By the last week of September there was fighting in the halls of the palace nearly every day, and three Englishmen and a Spaniard were hanged following a murderous brawl. In the midst of the wrangling came the first whispered hints that the queen was pregnant.
XXXIX
Nowe singe, noive springe, owe care is exil’d
Owe virtuous Quene is quickned with child.
When Mary’s physicians told her in September that in all probability she was pregnant the news wa
s deeply satisfying. Once again God had intervened at a decisive moment, this time lifting her above the limitations of age and health that many said would prevent her from having children. The event was congruent with the fortuitous course of her life, which had been preserved amid danger and prospered in the face of seemingly overwhelming odds. That she had outlived her father was an amazing improbability; that she had come to the throne a near miracle. Her triumph over Dudley, her resolute defiance of Wyatt, her determined accomplishment of the Spanish marriage were feats none of the men around her had believed possible. To Mary these improbable triumphs were ever increasing proof that she was being guided toward the divinely ordained destiny of restoring the true faith in England. The culmination of that destiny would be the birth of a Catholic heir to ensure that Mary’s religious changes would not die with her.

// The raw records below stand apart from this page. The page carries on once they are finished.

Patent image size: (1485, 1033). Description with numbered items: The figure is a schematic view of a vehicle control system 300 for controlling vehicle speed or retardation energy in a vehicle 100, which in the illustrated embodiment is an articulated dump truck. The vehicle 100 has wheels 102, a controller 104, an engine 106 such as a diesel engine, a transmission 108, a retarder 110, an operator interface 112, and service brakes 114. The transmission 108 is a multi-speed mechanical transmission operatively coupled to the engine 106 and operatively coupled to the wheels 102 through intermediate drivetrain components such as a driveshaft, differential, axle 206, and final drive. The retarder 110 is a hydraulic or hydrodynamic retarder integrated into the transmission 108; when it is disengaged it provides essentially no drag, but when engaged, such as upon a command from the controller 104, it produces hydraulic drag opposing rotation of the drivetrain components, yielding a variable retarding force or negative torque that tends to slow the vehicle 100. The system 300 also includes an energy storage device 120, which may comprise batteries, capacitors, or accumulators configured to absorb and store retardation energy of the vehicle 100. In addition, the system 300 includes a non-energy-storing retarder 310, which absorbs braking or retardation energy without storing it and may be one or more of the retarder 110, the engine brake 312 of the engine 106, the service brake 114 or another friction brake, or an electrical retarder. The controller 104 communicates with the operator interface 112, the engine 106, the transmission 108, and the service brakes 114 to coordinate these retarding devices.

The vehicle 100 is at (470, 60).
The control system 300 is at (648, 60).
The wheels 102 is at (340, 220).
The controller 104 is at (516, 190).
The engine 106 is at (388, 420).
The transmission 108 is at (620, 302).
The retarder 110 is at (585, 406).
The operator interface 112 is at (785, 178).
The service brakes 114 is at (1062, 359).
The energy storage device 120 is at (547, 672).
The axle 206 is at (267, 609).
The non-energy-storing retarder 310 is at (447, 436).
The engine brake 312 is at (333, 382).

The immediate effect of the good news was to calm the escalating hostilities between the Spaniards and the English. The rapprochement came none too soon, for the enmity of the English had reached such a pitch that several mass assassinations had been plotted. According to Noailles, one of these plots called for the conspirators to surround Hampton Court in the middle of the night, storm the palace, and slaughter all the Spaniards inside—and the queen and her councilors with them, Noailles felt sure. There were more than enough assaults on a smaller scale to make this rumored conspiracy plausible. The English had begun to carry arquebuses everywhere they went, and at the slightest alarm they rushed through the streets, weapons in hand, falling upon the firstSpaniards they met. Renard reported seeing one of the lower court functionaries attack and beat two Spaniards as they walked in the street at three o’clock in the afternoon. He was no match for them, and soon ran off, but before he did he pulled a gun from under his cloak, pointed it at one of the foreigners, and then, “to show what a brave man he was,” fired it into the air.1 The Spaniards did not take such insults lightly. Three days after this incident occurred the injured parties found their assailant and killed him not far from the palace.